简介

A common feature shared by cancer, obesity, and tissue regeneration is deregulation of cellular homeostasis, including cell proliferation, cell growth, cell metabolism, and cell death. Tumor suppressors such as pRb and p53, oncoproteins such as Ras and Myc, and organ size regulators such as YAP, are the major regulators of these aspects of cellular homeostasis. We are studying how these regulators regulate these aspects. In the cancer field, we are identifying treatment strategies for tumors that have permanently lost the tumor suppressor pRb or both pRb and p53 using mouse tumor models. pRb and p53 are the two major tumor suppressors. Their functions are activated by oncogenic events and they implement most and best cells’ antitumor mechanisms to safeguard against tumorigenesis. When tumorigenesis succeeds, pRb, p53, or both is frequently inactivated. In reverse, reactivation of pRb and p53 are rationale for most antitumor therapeutics. However, when pRb and p53 are genetically inactivated, cells irreparably lose the antitumor mechanisms afforded by them, which may explain why advanced cancers are difficult to treat. We generated mouse tumor models in which the genes for pRb or both pRb and p53 are knocked out to identify mechanisms that can still inhibit these tumors.
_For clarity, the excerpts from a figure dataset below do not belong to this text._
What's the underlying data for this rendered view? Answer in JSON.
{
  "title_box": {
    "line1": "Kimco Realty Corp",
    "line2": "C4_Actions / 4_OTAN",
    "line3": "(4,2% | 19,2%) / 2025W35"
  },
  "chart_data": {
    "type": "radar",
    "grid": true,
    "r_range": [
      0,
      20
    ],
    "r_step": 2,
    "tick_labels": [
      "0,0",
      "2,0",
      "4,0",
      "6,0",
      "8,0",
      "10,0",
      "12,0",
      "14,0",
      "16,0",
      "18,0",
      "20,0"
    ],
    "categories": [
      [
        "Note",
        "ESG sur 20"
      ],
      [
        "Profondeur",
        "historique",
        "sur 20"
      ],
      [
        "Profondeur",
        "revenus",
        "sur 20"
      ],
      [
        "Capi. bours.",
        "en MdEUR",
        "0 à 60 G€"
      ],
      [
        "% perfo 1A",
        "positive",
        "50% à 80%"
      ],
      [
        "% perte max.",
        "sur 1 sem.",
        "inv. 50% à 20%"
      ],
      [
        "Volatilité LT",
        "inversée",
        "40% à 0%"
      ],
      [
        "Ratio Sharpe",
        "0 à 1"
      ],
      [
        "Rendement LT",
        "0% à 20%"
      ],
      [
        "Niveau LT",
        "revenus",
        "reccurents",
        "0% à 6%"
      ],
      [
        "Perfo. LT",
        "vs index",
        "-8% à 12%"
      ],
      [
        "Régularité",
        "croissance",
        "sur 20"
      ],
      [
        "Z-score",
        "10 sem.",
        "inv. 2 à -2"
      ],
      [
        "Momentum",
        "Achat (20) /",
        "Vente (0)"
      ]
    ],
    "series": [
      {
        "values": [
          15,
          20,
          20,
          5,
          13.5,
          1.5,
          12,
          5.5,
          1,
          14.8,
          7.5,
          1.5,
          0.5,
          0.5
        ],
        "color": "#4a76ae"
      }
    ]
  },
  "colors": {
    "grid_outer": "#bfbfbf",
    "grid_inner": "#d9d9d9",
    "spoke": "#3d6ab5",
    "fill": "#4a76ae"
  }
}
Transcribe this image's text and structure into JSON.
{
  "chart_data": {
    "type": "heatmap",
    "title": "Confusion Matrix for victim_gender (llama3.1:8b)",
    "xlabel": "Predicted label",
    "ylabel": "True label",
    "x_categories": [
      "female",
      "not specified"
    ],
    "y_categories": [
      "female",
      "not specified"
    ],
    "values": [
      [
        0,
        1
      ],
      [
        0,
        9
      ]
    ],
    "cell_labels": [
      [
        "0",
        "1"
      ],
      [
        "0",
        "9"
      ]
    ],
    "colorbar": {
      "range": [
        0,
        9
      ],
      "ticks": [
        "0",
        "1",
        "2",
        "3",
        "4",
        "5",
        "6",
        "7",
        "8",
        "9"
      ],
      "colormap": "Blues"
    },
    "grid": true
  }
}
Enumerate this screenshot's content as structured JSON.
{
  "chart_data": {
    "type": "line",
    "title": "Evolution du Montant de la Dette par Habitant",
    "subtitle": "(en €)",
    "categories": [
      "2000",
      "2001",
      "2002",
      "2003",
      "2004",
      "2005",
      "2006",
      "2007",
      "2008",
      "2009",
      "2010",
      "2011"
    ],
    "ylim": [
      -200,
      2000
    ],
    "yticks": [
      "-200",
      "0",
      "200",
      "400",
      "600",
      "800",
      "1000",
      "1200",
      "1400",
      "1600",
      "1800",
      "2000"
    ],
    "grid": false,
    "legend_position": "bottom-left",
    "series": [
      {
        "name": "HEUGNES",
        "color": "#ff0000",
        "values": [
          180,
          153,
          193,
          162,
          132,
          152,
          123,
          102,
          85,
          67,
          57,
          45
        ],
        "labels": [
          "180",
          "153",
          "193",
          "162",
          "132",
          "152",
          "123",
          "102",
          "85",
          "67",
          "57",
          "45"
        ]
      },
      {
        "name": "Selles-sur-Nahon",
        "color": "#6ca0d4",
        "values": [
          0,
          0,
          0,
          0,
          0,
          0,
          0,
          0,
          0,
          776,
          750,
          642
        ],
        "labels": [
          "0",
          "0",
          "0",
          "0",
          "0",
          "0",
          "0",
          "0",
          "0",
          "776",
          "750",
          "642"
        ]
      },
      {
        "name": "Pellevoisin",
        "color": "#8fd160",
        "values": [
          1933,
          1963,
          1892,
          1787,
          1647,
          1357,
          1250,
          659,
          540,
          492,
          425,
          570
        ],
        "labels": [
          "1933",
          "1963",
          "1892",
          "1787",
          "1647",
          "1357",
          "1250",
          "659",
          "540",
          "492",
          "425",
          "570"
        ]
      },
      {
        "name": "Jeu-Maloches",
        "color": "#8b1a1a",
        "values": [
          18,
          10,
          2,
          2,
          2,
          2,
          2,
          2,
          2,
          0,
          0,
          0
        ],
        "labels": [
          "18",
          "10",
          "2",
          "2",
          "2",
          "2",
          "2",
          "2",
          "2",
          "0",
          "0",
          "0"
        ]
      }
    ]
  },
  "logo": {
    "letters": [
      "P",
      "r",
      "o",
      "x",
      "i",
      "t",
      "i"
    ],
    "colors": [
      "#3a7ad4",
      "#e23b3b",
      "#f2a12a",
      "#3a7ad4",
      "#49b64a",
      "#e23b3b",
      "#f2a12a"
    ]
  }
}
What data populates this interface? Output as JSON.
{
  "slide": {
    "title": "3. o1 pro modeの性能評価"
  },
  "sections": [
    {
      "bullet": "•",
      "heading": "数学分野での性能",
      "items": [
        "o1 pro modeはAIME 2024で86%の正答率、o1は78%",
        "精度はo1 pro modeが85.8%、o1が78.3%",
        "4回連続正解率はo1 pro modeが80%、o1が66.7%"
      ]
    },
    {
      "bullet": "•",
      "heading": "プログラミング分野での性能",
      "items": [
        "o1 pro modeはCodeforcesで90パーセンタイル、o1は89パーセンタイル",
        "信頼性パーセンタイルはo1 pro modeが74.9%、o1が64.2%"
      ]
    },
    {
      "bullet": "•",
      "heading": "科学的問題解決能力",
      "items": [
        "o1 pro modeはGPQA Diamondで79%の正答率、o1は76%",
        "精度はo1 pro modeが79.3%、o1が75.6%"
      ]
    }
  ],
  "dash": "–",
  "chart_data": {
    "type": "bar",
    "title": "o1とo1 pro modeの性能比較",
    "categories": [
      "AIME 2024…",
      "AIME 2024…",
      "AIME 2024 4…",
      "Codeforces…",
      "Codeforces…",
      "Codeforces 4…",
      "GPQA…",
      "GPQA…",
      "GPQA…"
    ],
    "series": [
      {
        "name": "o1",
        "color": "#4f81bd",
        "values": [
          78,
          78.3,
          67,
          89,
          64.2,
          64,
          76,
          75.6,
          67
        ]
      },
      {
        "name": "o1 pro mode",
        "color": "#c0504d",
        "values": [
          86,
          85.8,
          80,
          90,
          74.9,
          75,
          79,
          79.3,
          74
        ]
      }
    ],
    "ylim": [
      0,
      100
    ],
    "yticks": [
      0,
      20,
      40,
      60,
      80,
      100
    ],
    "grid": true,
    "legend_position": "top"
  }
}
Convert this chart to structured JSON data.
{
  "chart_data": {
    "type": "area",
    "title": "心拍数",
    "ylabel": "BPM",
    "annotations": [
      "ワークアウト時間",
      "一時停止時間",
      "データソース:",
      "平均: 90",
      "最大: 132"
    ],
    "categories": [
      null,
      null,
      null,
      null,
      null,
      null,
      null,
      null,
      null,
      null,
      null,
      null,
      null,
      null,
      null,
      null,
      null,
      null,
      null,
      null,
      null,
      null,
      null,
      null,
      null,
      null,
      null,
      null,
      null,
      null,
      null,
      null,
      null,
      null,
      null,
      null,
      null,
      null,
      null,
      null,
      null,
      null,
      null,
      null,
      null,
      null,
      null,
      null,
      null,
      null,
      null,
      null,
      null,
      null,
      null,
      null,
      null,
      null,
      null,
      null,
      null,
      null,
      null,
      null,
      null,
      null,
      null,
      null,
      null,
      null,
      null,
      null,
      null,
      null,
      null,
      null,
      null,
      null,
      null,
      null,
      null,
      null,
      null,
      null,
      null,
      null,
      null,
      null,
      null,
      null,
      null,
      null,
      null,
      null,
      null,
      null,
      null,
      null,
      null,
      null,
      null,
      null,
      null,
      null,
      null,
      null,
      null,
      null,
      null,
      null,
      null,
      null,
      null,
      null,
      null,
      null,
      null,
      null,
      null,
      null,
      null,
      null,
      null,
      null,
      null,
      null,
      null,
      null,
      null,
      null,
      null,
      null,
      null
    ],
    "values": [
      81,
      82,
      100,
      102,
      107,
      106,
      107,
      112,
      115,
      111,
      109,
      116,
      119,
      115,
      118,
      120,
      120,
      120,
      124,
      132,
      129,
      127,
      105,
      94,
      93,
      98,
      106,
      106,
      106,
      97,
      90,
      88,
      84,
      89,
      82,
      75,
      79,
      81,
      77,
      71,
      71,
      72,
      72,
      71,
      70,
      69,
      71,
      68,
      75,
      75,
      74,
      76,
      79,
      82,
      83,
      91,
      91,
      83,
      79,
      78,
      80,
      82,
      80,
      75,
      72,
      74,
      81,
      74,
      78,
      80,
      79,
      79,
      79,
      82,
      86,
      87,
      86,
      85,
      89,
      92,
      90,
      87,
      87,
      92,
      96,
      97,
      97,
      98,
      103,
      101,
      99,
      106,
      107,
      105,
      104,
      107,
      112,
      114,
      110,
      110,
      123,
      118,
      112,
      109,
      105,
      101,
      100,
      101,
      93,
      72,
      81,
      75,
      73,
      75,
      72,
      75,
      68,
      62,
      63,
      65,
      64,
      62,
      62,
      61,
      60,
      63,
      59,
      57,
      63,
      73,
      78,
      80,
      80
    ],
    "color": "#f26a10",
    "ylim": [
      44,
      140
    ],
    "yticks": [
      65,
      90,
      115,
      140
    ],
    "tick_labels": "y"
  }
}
We showed that combining deletion of Skp2, which is a target of repression by pRb, completely blocked tumorigenesis in the absence of pRb or both pRb and p53 (refs 2, 5, 7, 8). Ongoing studies aim to target functions of Skp2 in regulating p27 degradation, regulating cancer cell metabolism, and regulating epithelial-to-mesenchymal transition to inhibit pRb and p53 doubly deficient tumors.